Community policing has succeeded globally in preventing crime, reducing fears of security threats and enhancing public safety. It’s particularly effective at countering radicalization at the local level.
Around the Lake Chad Basin, Boko Haram has appealed to young people disenfranchised by heavy-handed government forces. Al-Shabaab commonly recruits Somali youths by framing counterterror operations as being by run foreign forces, according to the United States Institute of Peace.
“Instead of raising the risk of radicalization through military crackdowns, Police can provide local security services, engage communities as partners, not adversaries, and win public trust,” Dessu wrote. “Police deployed on peace missions can also train local Police to follow the same approach, which would reduce the risk of radicalization and recruitment into terror groups.”
The United Nations has highlighted the work of Olubayo Ajao, chief superintendent of police in Ekpoma, Nigeria. Locals described Ajao as tough on crime and something of a folk hero in the community. He built trust by regularly visiting church services in plain clothes, attending funerals, and speaking at community meetings focused on peace and security.
“We get lots of information from the people, which helps us to nip crime in the bud,” Ajao told the U.N. magazine Africa Renewal. “We have arrested many kidnappers. I am personally involved in such operations. We have recovered guns and handed the criminals over for prosecution.”
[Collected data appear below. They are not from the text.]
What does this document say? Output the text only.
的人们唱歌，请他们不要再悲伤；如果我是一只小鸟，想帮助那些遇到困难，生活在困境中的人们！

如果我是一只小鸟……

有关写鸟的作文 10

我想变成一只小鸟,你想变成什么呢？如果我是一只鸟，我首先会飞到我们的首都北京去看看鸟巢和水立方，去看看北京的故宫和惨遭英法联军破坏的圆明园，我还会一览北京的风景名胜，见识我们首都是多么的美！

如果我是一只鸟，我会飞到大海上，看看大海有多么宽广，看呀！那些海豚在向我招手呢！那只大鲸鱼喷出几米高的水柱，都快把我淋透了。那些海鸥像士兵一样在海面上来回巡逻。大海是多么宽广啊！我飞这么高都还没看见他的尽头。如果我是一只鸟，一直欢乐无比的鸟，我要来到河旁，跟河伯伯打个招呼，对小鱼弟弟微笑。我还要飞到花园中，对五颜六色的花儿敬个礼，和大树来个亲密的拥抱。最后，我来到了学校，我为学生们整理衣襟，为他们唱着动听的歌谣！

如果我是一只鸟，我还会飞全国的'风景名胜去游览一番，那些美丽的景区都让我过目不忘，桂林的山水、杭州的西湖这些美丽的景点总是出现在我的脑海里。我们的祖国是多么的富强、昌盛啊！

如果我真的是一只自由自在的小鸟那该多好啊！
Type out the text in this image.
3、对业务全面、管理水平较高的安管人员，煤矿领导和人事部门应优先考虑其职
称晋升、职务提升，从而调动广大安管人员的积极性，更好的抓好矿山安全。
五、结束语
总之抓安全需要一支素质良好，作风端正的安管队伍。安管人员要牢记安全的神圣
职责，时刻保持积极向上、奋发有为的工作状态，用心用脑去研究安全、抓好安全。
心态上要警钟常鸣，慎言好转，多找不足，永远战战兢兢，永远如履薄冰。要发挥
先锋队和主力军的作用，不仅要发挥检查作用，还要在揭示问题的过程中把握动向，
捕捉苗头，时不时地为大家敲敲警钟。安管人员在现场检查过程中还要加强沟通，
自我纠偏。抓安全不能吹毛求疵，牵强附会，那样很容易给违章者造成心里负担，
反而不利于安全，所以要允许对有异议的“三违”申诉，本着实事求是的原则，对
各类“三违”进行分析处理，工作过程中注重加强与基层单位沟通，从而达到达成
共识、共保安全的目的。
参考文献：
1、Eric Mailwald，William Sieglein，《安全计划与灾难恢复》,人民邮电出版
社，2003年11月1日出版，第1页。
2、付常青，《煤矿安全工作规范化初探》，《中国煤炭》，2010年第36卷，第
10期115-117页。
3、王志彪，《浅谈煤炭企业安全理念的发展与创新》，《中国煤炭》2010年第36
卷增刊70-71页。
Such an approach also can help root out extremists involved in local crime. In the Sahel, terror groups such as Jama’at Nusrat al-Islam wal-Muslimin (JNIM) are involved in trafficking, kidnapping, illegal mining, and cattle and livestock rustling. Terror groups around the continent also are known to collect taxes from illegal trade.
According to Dessu, there are not enough police officers included in the AU’s peacekeeping missions to respond to other types of crime.
“The absence of Police from most AU missions aimed at countering terrorism has led to weak community engagement and missed opportunities to build local Police capacity, support crime investigations and track criminal syndicates,” he wrote.
ATMIS, the AU’s mission in Somalia, is one of the few peacekeeping missions with a police component, but there are too few officers and they are not sufficiently equipped or trained.
“As a result, areas liberated by the mission’s soldiers and Somalia’s security forces often fall again to al-Shabaab extremists,” Dessu wrote. “This is due to inconsistent engagement with local populations and a failure to provide ongoing security services.”
Dessu is not the only analyst who believes AU peacekeeping missions need more police officers.
A 2023 assessment of the AU’s Multinational Joint Task Force (MNJTF) peacekeeping mission in the Lake Chad Basin urged member states Benin, Cameroon, Chad, Niger and Nigeria to build the mission’s police component. Military forces usually are not configured or trained to deal effectively with police matters.
The Norwegian Institute of International Affairs report noted the MNJTF’s military successes in driving Boko Haram from communities it previously controlled and into the islands known as the Tumbuns of Lake Chad.
But in some communities where relative peace has been restored, military troops remain, often performing tasks normally done by police officers, such as protecting farmers and operating checkpoints.
“This situation drains available military resources, limiting the number of troops available to conduct and sustain offensive operations deep into the Tumbuns to defeat the terrorists effectively,” the report said.
The assessment suggested that the AU’s Peace Support Operations Division could help member states develop and operate a police component and transition from deploying troops in areas of conflict to using national police forces.
It urged MNJTF member states to start recruiting, training, resourcing and deploying police components as either a national force deployment or embedded in the MNJTF. The Martin Luther Agwai International Peacekeeping Center in Nigeria and the Kofi Annan International Peacekeeping Training Centre in Ghana could train potential police officers.
“Moreover, the existing partnership between the AU and the EU [European Union] would provide an opportunity to get support from the EU Training Mission for the training of the Police component of the MNJTF,” the assessment said.